Again, the Court is sympathetic with the stress Debtor was under caring for her father and with his passing. Debtor testified she had been working with bankruptcy counsel for months before the petition was filed. She says this explains why some of the assets such as her ownership of the Morehall property were not disclosed in her initial petition. However, this is not credible given the fact that her initial petition actually reflects her father passed away February 21, 2023. This initial petition then inaccurately claims Debtor is only a pro rata beneficiary of her father's estate. This shows Debtor actually revised her petition shortly before filing her bankruptcy but failed to accurately disclose her financial situation. Also, her §341 meeting was continued numerous times to accommodate Debtor's work schedule, and Debtor never amended her schedules until it became apparent that the Trustee was aware of undisclosed assets and was seeking more information. Finally, it is no defense to claim this information was provided to her counsel especially when the inaccuracies were apparent on the face of the documents submitted under penalty of perjury. Pioneer Inv. Servs. Co. v. Brunswick Assocs. Ltd. P'ship, 507 U.S. 380, 397 (1993)(clients are bound by the actions of their counsel, an agent, and must "be held accountable for the acts and omissions of their chosen counsel"); Boroff v. Tully (In re Tully), 818 F.2d 106, 111 (1st Cir. 1987)("Nor can an attorney's willingness to bear the burden of reproach provide blanket immunity to a debtor; it is well settled that reliance upon advice of counsel is, in this context, no defense where it should have been evident to the debtor that the assets ought to be listed in the schedules.").
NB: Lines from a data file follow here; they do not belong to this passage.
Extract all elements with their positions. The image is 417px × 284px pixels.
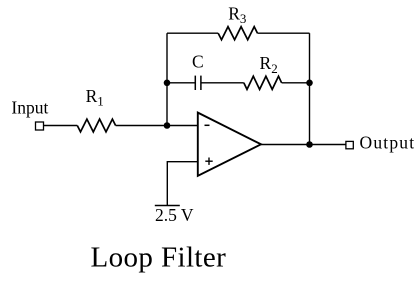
wire op-amp output bbox=[261, 144, 346, 146]
2.5 V rail bar bbox=[155, 205, 180, 207]
svg-text:C: C bbox=[192, 52, 204, 72]
op-amp minus sign bbox=[205, 124, 210, 126]
wire top-left segment to R3 bbox=[167, 32, 218, 34]
wire top-right segment R3 to right vertical bbox=[258, 32, 310, 34]
op-amp plus sign bbox=[205, 158, 212, 165]
node C junction dot (right end of C-R2 branch) bbox=[306, 80, 313, 87]
label R3 bbox=[228, 3, 246, 26]
label Input bbox=[11, 97, 48, 117]
output terminal square bbox=[346, 141, 353, 148]
svg-text:2.5 V: 2.5 V bbox=[155, 205, 194, 225]
node D junction dot (output node) bbox=[306, 141, 313, 148]
resistor R2 bbox=[244, 76, 282, 89]
label C bbox=[192, 52, 204, 72]
node A junction dot (inverting input node) bbox=[164, 122, 171, 129]
wire R1 to op-amp inverting input bbox=[116, 125, 198, 127]
svg-text:Output: Output bbox=[360, 132, 416, 152]
wire right vertical (output node up to feedback) bbox=[309, 33, 311, 144]
wire left vertical (node A up to feedback branches) bbox=[166, 33, 168, 125]
wire R2 to right vertical bbox=[282, 82, 310, 84]
title Loop Filter bbox=[91, 242, 227, 274]
label Output bbox=[360, 132, 416, 152]
label R1 bbox=[86, 86, 104, 109]
resistor R3 bbox=[218, 27, 257, 40]
svg-text:Loop Filter: Loop Filter bbox=[91, 242, 227, 274]
label 2.5 V bbox=[155, 205, 194, 225]
input terminal square bbox=[36, 122, 44, 130]
svg-text:Input: Input bbox=[11, 97, 48, 117]
capacitor C bbox=[195, 76, 201, 90]
op-amp U1 bbox=[198, 113, 261, 176]
label R2 bbox=[260, 53, 278, 76]
wire input to R1 bbox=[44, 125, 78, 127]
wire node B to capacitor C bbox=[167, 82, 195, 84]
node B junction dot (left end of C branch) bbox=[164, 80, 171, 87]
resistor R1 bbox=[77, 119, 115, 132]
wire capacitor to R2 bbox=[201, 82, 244, 84]
wire non-inverting input bbox=[167, 162, 198, 206]
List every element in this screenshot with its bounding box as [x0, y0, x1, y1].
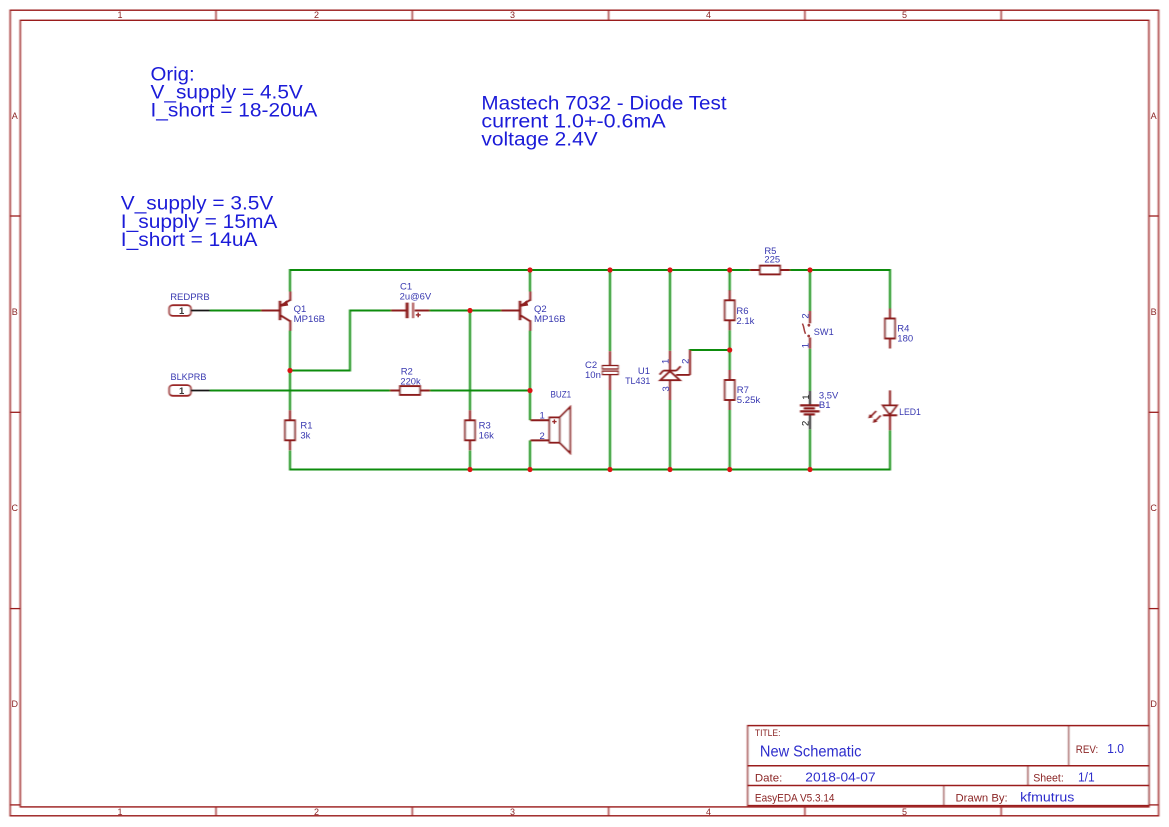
- junction bottom rail R7: [727, 467, 732, 472]
- wire buzzer pin2 to bottom rail: [529, 440, 531, 470]
- svg-text:Sheet:: Sheet:: [1033, 773, 1064, 785]
- wire REDPRB to Q1 base: [210, 310, 261, 312]
- title block box: [748, 726, 1149, 806]
- svg-text:1: 1: [179, 386, 185, 397]
- svg-text:3k: 3k: [300, 430, 310, 441]
- shunt reference U1 TL431: [660, 350, 690, 400]
- wire U1 anode column: [669, 400, 671, 471]
- ruler ticks right: [1149, 216, 1159, 805]
- wire Q2 emitter to top rail: [529, 269, 531, 292]
- svg-text:5.25k: 5.25k: [737, 395, 761, 406]
- svg-text:5: 5: [902, 807, 907, 817]
- svg-text:5: 5: [902, 10, 907, 20]
- wire BLKPRB to R2: [210, 390, 391, 392]
- svg-text:2: 2: [314, 10, 319, 20]
- svg-text:A: A: [12, 111, 18, 121]
- junction bottom rail BUZ1: [527, 467, 532, 472]
- svg-text:Date:: Date:: [755, 772, 782, 784]
- ruler numbers top: [117, 10, 907, 20]
- wire R3 to bottom rail: [469, 451, 471, 471]
- junction Q2 collector node: [527, 388, 532, 393]
- svg-text:C: C: [12, 503, 19, 513]
- wire C1 riser vertical: [349, 311, 351, 372]
- svg-text:SW1: SW1: [814, 327, 834, 338]
- svg-text:1: 1: [179, 306, 185, 317]
- wire U1 cathode column: [669, 269, 671, 351]
- ruler ticks left: [10, 216, 20, 805]
- annotation V_supply block: [121, 194, 278, 251]
- svg-text:2: 2: [314, 807, 319, 817]
- wire SW1 column upper: [809, 269, 811, 311]
- wire Q1 collector to node: [289, 331, 291, 411]
- resistor R3: [465, 410, 475, 450]
- wire C1 to node A: [430, 310, 471, 312]
- svg-text:1: 1: [801, 395, 812, 400]
- junction Q1 collector node: [287, 368, 292, 373]
- svg-text:BLKPRB: BLKPRB: [171, 372, 207, 383]
- svg-text:1/1: 1/1: [1078, 770, 1095, 784]
- resistor R7: [725, 370, 735, 410]
- net port REDPRB: [169, 305, 210, 316]
- svg-text:REDPRB: REDPRB: [170, 292, 210, 303]
- svg-text:1: 1: [801, 343, 812, 348]
- svg-text:I_short = 14uA: I_short = 14uA: [121, 230, 258, 251]
- transistor Q2: [501, 292, 530, 331]
- resistor R2: [390, 386, 430, 395]
- wire U1 ref to R6-R7 node: [689, 349, 730, 351]
- wire Q1 emitter to top rail: [289, 269, 291, 292]
- svg-text:1: 1: [540, 410, 545, 421]
- svg-text:180: 180: [897, 333, 913, 344]
- svg-text:B: B: [12, 307, 18, 317]
- capacitor C1 positive plate: [412, 303, 415, 319]
- wire C2 column lower: [609, 390, 611, 471]
- wire node A to Q2 base: [469, 310, 501, 312]
- wire right column upper: [889, 269, 891, 309]
- svg-text:10n: 10n: [585, 370, 601, 381]
- wire node A down R3 column: [469, 310, 471, 411]
- svg-text:2018-04-07: 2018-04-07: [805, 770, 875, 784]
- capacitor C1 plus sign: [416, 313, 421, 318]
- transistor Q1: [261, 292, 290, 331]
- ruler numbers bottom: [117, 807, 907, 817]
- svg-text:4: 4: [706, 807, 711, 817]
- svg-text:A: A: [1151, 111, 1157, 121]
- svg-text:BUZ1: BUZ1: [551, 389, 572, 400]
- svg-text:C: C: [1150, 503, 1157, 513]
- svg-text:1: 1: [117, 807, 122, 817]
- capacitor C1: [391, 303, 430, 319]
- junction top rail U1: [667, 267, 672, 272]
- junction top rail C2: [607, 267, 612, 272]
- svg-text:Drawn By:: Drawn By:: [956, 793, 1008, 805]
- junction top rail SW1: [807, 267, 812, 272]
- svg-text:D: D: [12, 699, 19, 709]
- svg-text:MP16B: MP16B: [534, 314, 566, 325]
- wire SW1 to B1: [809, 349, 811, 391]
- svg-text:2: 2: [540, 431, 545, 442]
- svg-text:B1: B1: [819, 400, 831, 411]
- svg-text:2u@6V: 2u@6V: [400, 292, 432, 303]
- wire C2 column upper: [609, 269, 611, 351]
- wire node down to buzzer pin1: [529, 390, 531, 421]
- resistor R5: [750, 266, 790, 275]
- junction top rail R6: [727, 267, 732, 272]
- svg-text:4: 4: [706, 10, 711, 20]
- svg-text:3: 3: [661, 386, 672, 391]
- transistor Q2 emitter arrow: [520, 300, 528, 306]
- wire Q2 collector to node: [529, 331, 531, 392]
- LED LED1: [883, 390, 897, 430]
- buzzer BUZ1: [531, 407, 571, 453]
- wire right column lower: [889, 430, 891, 470]
- svg-text:1.0: 1.0: [1107, 742, 1124, 756]
- junction bottom rail R3: [467, 467, 472, 472]
- wire bottom rail: [289, 469, 890, 471]
- junction bottom rail B1: [807, 467, 812, 472]
- annotation Orig block: [151, 65, 318, 122]
- wire top rail right: [790, 269, 890, 271]
- svg-text:1: 1: [117, 10, 122, 20]
- svg-text:EasyEDA V5.3.14: EasyEDA V5.3.14: [755, 793, 835, 805]
- net port BLKPRB: [169, 385, 210, 396]
- ruler ticks top: [216, 10, 1001, 20]
- svg-text:LED1: LED1: [899, 407, 921, 418]
- ruler letters right: [1150, 111, 1157, 709]
- transistor Q1 emitter arrow: [280, 300, 288, 306]
- svg-text:TL431: TL431: [625, 376, 650, 387]
- svg-text:kfmutrus: kfmutrus: [1020, 791, 1074, 805]
- svg-text:3: 3: [510, 807, 515, 817]
- svg-text:220k: 220k: [400, 377, 421, 388]
- junction top rail Q2: [527, 267, 532, 272]
- switch SW1: [809, 311, 811, 349]
- svg-text:TITLE:: TITLE:: [755, 728, 781, 739]
- wire R6 column upper: [729, 269, 731, 291]
- svg-text:D: D: [1150, 699, 1157, 709]
- switch SW1 contacts and blade: [802, 324, 810, 338]
- ruler ticks bottom: [216, 807, 1001, 816]
- battery B1: [800, 391, 820, 429]
- resistor R1: [285, 410, 295, 450]
- wire node to C1 riser horizontal: [290, 370, 350, 372]
- junction bottom rail C2: [607, 467, 612, 472]
- svg-text:3: 3: [510, 10, 515, 20]
- capacitor C2: [602, 351, 618, 390]
- wire R6 to node B: [729, 330, 731, 351]
- svg-text:B: B: [1151, 307, 1157, 317]
- wire riser to C1: [349, 310, 391, 312]
- svg-text:2: 2: [681, 359, 692, 364]
- svg-text:New Schematic: New Schematic: [760, 743, 862, 760]
- svg-text:I_short = 18-20uA: I_short = 18-20uA: [151, 101, 318, 122]
- ruler letters left: [12, 111, 19, 709]
- buzzer BUZ1 plus sign: [552, 419, 556, 423]
- svg-text:16k: 16k: [479, 430, 495, 441]
- svg-text:2: 2: [801, 421, 812, 426]
- resistor R4: [885, 309, 895, 349]
- svg-text:1: 1: [660, 359, 671, 364]
- wire top rail left: [289, 269, 750, 271]
- annotation Mastech block: [481, 94, 727, 151]
- junction node A: [467, 308, 472, 313]
- svg-text:voltage 2.4V: voltage 2.4V: [481, 129, 598, 150]
- LED1 light arrows: [868, 411, 880, 423]
- svg-text:2: 2: [801, 313, 812, 318]
- wire R1 to bottom rail: [289, 451, 291, 471]
- svg-text:225: 225: [764, 255, 780, 266]
- wire node B to R7: [729, 349, 731, 370]
- svg-text:REV:: REV:: [1076, 744, 1098, 756]
- svg-text:2.1k: 2.1k: [736, 316, 754, 327]
- svg-text:MP16B: MP16B: [294, 314, 326, 325]
- resistor R6: [725, 290, 735, 330]
- wire R7 to bottom rail: [729, 410, 731, 471]
- wire B1 to bottom rail: [809, 429, 811, 470]
- junction bottom rail U1: [667, 467, 672, 472]
- junction node B R6-R7: [727, 347, 732, 352]
- wire R2 to Q2 collector node: [430, 390, 531, 392]
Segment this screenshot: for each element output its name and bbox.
At worst, Debtor initially attempted to obtain her bankruptcy discharge without accurately disclosing significant assets. At best, Debtor has failed to fulfill her duty of candor and diligence with completing her schedules under penalty of perjury. While any one of the inaccuracies alone may not have been sufficient to deny her conversion, given the totality of the circumstances of this case, the Court finds Debtor's conduct to be egregious and atypical of the honest but unfortunate debtor and finds that the Trustee has carried his burden of proof showing the Debtor has acted in bad faith in connection with her chapter 7 and is not entitled to convert this case to a chapter 13. Marrama, 549 U.S. at 367 ("[A] debtor who acts in bad faith prior to, or in the course of, filing a Chapter 13 petition by, for example, fraudulently concealing significant assets, thereby forfeits [her] right to obtain Chapter 13 relief.").
For these reasons, the Trustee's Motion to Set Aside Order of Conversion and Objection to Conversion of Chapter 13 is ORDERED GRANTED and the case is ORDERED reconverted to chapter 7.